"Talking is okay," an 8-year-old boy once told psychiatrist Robert Coles, "but I don't do it all the time the way grown-ups do; I guess you have to develop the habit." Instead, many children draw. In a new picture book compiled by Coles, professor of psychiatry and medical humanities at Harvard University Medical School, a variety of at-risk children-hungry, ill, or homeless-let their imaginations soar and use their crayons to talk as they depict, in color and shape, their ideas of God's house. A bright, pictorial essay, In God's House is 32 pages of full-color illustrations with commentary by children.
"From the very beginning of my work," Coles introduces the book, "I asked children to draw pictures-I had discovered that a boy or girl drawing or painting is a person trying to say something, trying to show what is on his or her mind." Here, both children from a Brazilian slum and American children "living on the edge" draw their visions of God. Through the houses that take shape, we see as well the reality of these children's lives: their dreams, aspirations, and fears.
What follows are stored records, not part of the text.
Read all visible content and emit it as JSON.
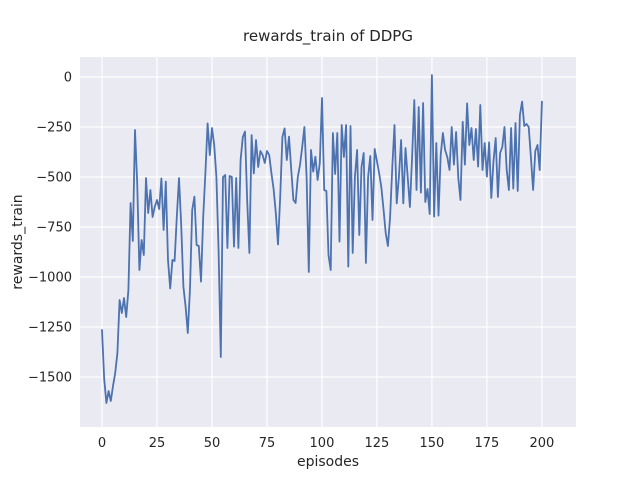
{
  "figure": {
    "background": "#ffffff"
  },
  "chart_data": {
    "type": "line",
    "title": "rewards_train of DDPG",
    "xlabel": "episodes",
    "ylabel": "rewards_train",
    "x_ticks": [
      0,
      25,
      50,
      75,
      100,
      125,
      150,
      175,
      200
    ],
    "y_ticks": [
      0,
      -250,
      -500,
      -750,
      -1000,
      -1250,
      -1500
    ],
    "xlim": [
      -10,
      215.5
    ],
    "ylim": [
      -1750,
      100
    ],
    "grid": true,
    "legend": "none",
    "style": {
      "axes_background": "#EAEAF2",
      "grid_color": "#FFFFFF",
      "line_color": "#4C72B0",
      "text_color": "#262626",
      "line_width": 1.8,
      "grid_width": 1.2
    },
    "x_description": "episode index; one point per episode, x = 0..200 step 1",
    "series": [
      {
        "name": "rewards_train",
        "color": "#4C72B0",
        "values": [
          -1265,
          -1510,
          -1630,
          -1570,
          -1620,
          -1545,
          -1480,
          -1380,
          -1115,
          -1180,
          -1105,
          -1200,
          -1065,
          -630,
          -820,
          -265,
          -530,
          -965,
          -815,
          -890,
          -505,
          -680,
          -565,
          -700,
          -648,
          -615,
          -660,
          -507,
          -765,
          -523,
          -915,
          -1057,
          -915,
          -920,
          -700,
          -505,
          -740,
          -1048,
          -1148,
          -1280,
          -1057,
          -665,
          -598,
          -840,
          -845,
          -1023,
          -700,
          -480,
          -232,
          -390,
          -255,
          -340,
          -500,
          -870,
          -1400,
          -500,
          -490,
          -855,
          -495,
          -500,
          -848,
          -505,
          -855,
          -415,
          -300,
          -273,
          -620,
          -880,
          -290,
          -482,
          -315,
          -450,
          -370,
          -390,
          -430,
          -370,
          -390,
          -480,
          -560,
          -680,
          -837,
          -600,
          -300,
          -257,
          -415,
          -298,
          -460,
          -615,
          -630,
          -500,
          -440,
          -350,
          -250,
          -500,
          -975,
          -365,
          -473,
          -398,
          -515,
          -430,
          -105,
          -565,
          -570,
          -890,
          -965,
          -280,
          -485,
          -280,
          -823,
          -240,
          -400,
          -240,
          -948,
          -245,
          -880,
          -500,
          -365,
          -790,
          -450,
          -380,
          -930,
          -500,
          -395,
          -715,
          -360,
          -420,
          -480,
          -550,
          -660,
          -780,
          -845,
          -700,
          -450,
          -240,
          -632,
          -500,
          -315,
          -632,
          -355,
          -500,
          -650,
          -400,
          -115,
          -565,
          -150,
          -578,
          -130,
          -625,
          -560,
          -685,
          10,
          -698,
          -330,
          -693,
          -390,
          -280,
          -365,
          -400,
          -465,
          -250,
          -438,
          -275,
          -505,
          -615,
          -224,
          -438,
          -132,
          -340,
          -255,
          -415,
          -260,
          -448,
          -140,
          -465,
          -330,
          -498,
          -327,
          -605,
          -420,
          -305,
          -600,
          -380,
          -350,
          -250,
          -465,
          -565,
          -255,
          -558,
          -230,
          -570,
          -190,
          -123,
          -245,
          -235,
          -250,
          -400,
          -565,
          -370,
          -340,
          -465,
          -123
        ]
      }
    ]
  }
}
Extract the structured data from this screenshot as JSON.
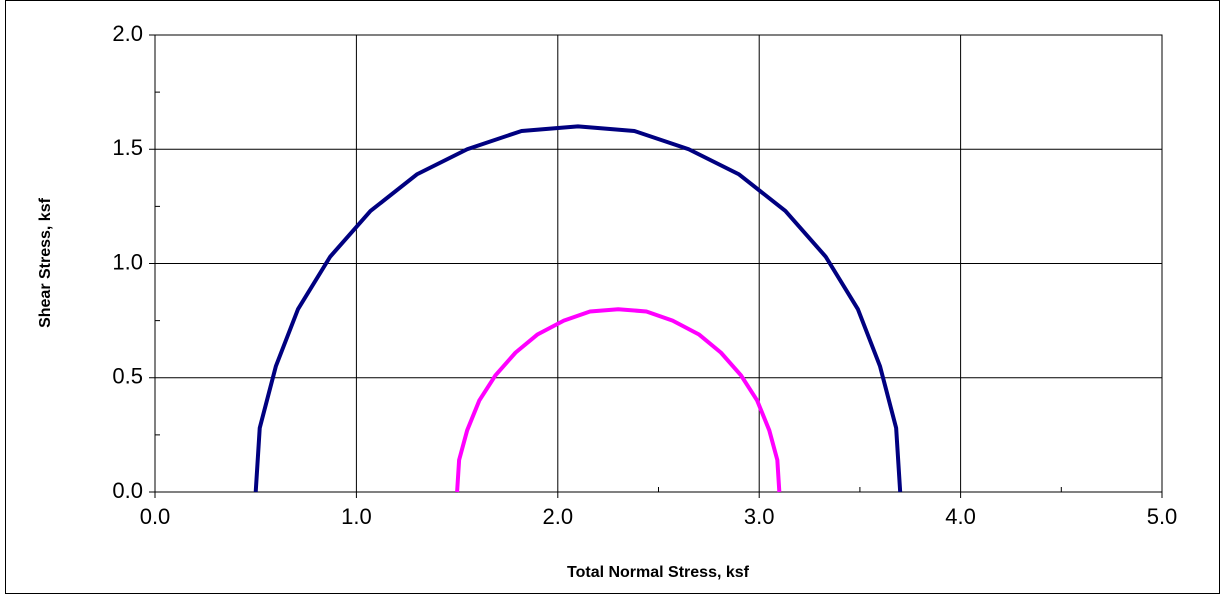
{
  "chart_data": {
    "type": "line",
    "x_label": "Total Normal Stress, ksf",
    "y_label": "Shear Stress, ksf",
    "xlim": [
      0,
      5
    ],
    "ylim": [
      0,
      2
    ],
    "xticks": [
      {
        "value": 0,
        "label": "0.0"
      },
      {
        "value": 1,
        "label": "1.0"
      },
      {
        "value": 2,
        "label": "2.0"
      },
      {
        "value": 3,
        "label": "3.0"
      },
      {
        "value": 4,
        "label": "4.0"
      },
      {
        "value": 5,
        "label": "5.0"
      }
    ],
    "yticks": [
      {
        "value": 0,
        "label": "0.0"
      },
      {
        "value": 0.5,
        "label": "0.5"
      },
      {
        "value": 1,
        "label": "1.0"
      },
      {
        "value": 1.5,
        "label": "1.5"
      },
      {
        "value": 2,
        "label": "2.0"
      }
    ],
    "x_minor_ticks": [
      0.5,
      1.5,
      2.5,
      3.5,
      4.5
    ],
    "y_minor_ticks": [
      0.25,
      0.75,
      1.25,
      1.75
    ],
    "grid": true,
    "series": [
      {
        "color": "#000080",
        "x": [
          3.7,
          3.68,
          3.6,
          3.49,
          3.33,
          3.13,
          2.9,
          2.65,
          2.38,
          2.1,
          1.82,
          1.55,
          1.3,
          1.07,
          0.87,
          0.71,
          0.6,
          0.52,
          0.5
        ],
        "values": [
          0,
          0.28,
          0.55,
          0.8,
          1.03,
          1.23,
          1.39,
          1.5,
          1.58,
          1.6,
          1.58,
          1.5,
          1.39,
          1.23,
          1.03,
          0.8,
          0.55,
          0.28,
          0
        ]
      },
      {
        "color": "#FF00FF",
        "x": [
          3.1,
          3.09,
          3.05,
          2.99,
          2.91,
          2.81,
          2.7,
          2.57,
          2.44,
          2.3,
          2.16,
          2.03,
          1.9,
          1.79,
          1.69,
          1.61,
          1.55,
          1.51,
          1.5
        ],
        "values": [
          0,
          0.14,
          0.27,
          0.4,
          0.51,
          0.61,
          0.69,
          0.75,
          0.79,
          0.8,
          0.79,
          0.75,
          0.69,
          0.61,
          0.51,
          0.4,
          0.27,
          0.14,
          0
        ]
      }
    ]
  }
}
What color is God's house? What shape? Is it a house of rain, topped by sun? Or is it a scary place, hovering above the earth? For Daniel-a 12-year-old boy who wields his crayons to block out a house of gold, flanked by two suns-God's house is "a house with free stuff inside." For another child? A red, crooked building, replete with green door, is the place where God lives. Full of life, it is a place where God keeps bad people; but it is also a place with "enough food for everyone."
And Lue, 8 years old, paints a tropical field where rain falls in bright aqua drops. Above, a green sun shines. In the center, two children stand in a red capsule, surrounded by sunlight and cheery, aqua rain. "God lives," Lue explains, "in Heaven and in my house."